A Vitebsk, où se trouve la maison d’enfance de Marc Chagall mais aucune de ses peintures, la Russie toute proche ne fait pas vraiment rêver Tania et Sacha. Les deux adolescentes flânent dans le centre, «puisqu’il n’y a rien d’autre à faire ici». A 14 ans, Tania voit la ville se vider, «personne ne veut rester, c’est une des régions les plus pauvres du pays». Une seule destination l’intéresse en Russie, c’est Saint-Pétersbourg, parce que son grand frère y est étudiant. Quant à Sacha, 13 ans, elle sait déjà que sa vie se construira en Pologne : sa famille essaye d’obtenir la «karta polaka», un document délivré par Varsovie aux descendants de citoyens polonais pour faciliter leur immigration. «Je ressens l’influence russe, explique l’adolescente. J’accepte qu’on ait la même langue, parce qu’on est tout près, mais je ne veux pas de cette situation, je ne veux pas subir cette influence. A la maison, mon père aime parler bélarusse.»
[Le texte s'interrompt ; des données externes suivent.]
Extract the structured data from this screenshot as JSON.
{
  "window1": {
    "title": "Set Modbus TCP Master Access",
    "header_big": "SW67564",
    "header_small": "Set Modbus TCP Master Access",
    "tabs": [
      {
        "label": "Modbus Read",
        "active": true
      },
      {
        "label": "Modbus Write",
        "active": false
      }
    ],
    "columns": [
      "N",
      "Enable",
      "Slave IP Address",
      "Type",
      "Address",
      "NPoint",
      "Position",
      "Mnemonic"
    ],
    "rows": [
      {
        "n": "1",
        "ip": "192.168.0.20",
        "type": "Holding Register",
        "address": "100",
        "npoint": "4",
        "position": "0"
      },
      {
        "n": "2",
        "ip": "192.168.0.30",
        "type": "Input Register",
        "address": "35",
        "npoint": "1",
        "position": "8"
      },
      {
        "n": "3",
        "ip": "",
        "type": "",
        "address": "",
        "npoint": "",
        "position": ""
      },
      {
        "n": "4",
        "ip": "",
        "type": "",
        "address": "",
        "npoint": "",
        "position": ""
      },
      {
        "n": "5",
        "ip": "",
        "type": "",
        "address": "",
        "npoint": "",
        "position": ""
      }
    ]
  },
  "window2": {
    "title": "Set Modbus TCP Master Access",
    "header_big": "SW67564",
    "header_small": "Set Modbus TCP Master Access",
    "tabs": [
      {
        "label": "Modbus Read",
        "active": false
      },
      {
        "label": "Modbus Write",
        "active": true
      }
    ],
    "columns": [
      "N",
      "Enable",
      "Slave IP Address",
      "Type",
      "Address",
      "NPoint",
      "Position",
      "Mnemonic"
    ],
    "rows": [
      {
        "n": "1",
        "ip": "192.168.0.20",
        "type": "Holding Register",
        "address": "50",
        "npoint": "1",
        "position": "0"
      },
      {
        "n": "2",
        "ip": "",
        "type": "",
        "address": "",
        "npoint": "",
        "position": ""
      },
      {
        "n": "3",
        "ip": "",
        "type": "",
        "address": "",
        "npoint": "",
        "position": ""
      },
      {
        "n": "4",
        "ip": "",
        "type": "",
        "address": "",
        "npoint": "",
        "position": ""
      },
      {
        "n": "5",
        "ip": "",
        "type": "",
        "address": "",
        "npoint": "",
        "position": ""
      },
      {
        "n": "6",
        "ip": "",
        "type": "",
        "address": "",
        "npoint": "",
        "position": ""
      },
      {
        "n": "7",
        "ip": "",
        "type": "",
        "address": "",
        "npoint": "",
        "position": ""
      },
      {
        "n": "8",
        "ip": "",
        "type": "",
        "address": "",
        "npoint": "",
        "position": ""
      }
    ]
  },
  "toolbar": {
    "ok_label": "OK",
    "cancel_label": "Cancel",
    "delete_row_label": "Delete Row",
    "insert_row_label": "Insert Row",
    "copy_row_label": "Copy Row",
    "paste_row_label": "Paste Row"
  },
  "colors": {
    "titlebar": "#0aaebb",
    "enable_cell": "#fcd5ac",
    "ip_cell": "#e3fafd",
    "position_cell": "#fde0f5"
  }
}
«Je préfère encore avoir Monsieur Moustache au pouvoir qu’être russe !»

—  Maria, 23 ans, interne en psychiatrie

160 km plus au sud, à Moguilev, Nadia, 22 ans, étudie à l’université bélarusse-russe, «la seule du pays dont les diplômes sont reconnus en Russie». Mais c’était un choix par défaut, l’inscription se faisant beaucoup plus tard que dans les autres universités du pays, dont Nadia avait raté la date limite. «Ma mère trouve que je devrais travailler en Russie, mais je ne veux pas. Je veux vivre au Bélarus, et bien vivre, c’est pour ça que j’étudie pour devenir programmeuse.» Elle sait qu’elle peut compter sur des parents éloignés si elle devait s’installer de l’autre côté de la frontière. Elle pourrait à la rigueur vivre à Saint-Pétersbourg, elle aussi, mais s’il fallait quitter son pays, ce serait plutôt pour le Canada. Sa grand-mère, Galina, ne se dit «pas contre» l’intégration à la Russie, où elle est née il y a plus de 70 ans, même si elle se considère bélarusse à 100%. Elle supporte le régime d’Alexandre Loukachenko, et admet une certaine nostalgie de l’Union soviétique : «Je sais bien que tout n’était pas parfait, mais nous avions le sentiment d’appartenir à un groupe.» Pour la vieille dame, «le vrai Bélarus, c’est à l’est. Ici les jeunes sont travailleurs, alors que dans l’ouest du pays, ils friment parce qu’ils sont proches de l’Europe !» C’est vrai qu’à Brest, précise Nadia, qui a passé son enfance dans cette grande ville de l’ouest à la frontière polonaise, «tout le monde est obsédé par la karta polaka».

«Plus on s’approche de la Russie, pire c’est !»

A Gomel, encore plus au sud, près des frontières russe et ukrainienne, l’idée d’une intégration terrifie Maria, qui, à 23 ans, est interne en psychiatrie. «Je préfère encore avoir Monsieur Moustache au pouvoir [elle ne veut pas prononcer le nom d’Alexandre Loukachenko, car elle a remarqué, à la terrasse du café où l’on discute, une caméra de surveillance, ndlr] qu’être russe ! Les villes russes sont sales, ils ont des taux de corruption et de criminalité très élevés, pas comme au Bélarus. La Russie est restée coincée au XXe siècle, alors que l’Union européenne est déjà au XXIIe siècle !»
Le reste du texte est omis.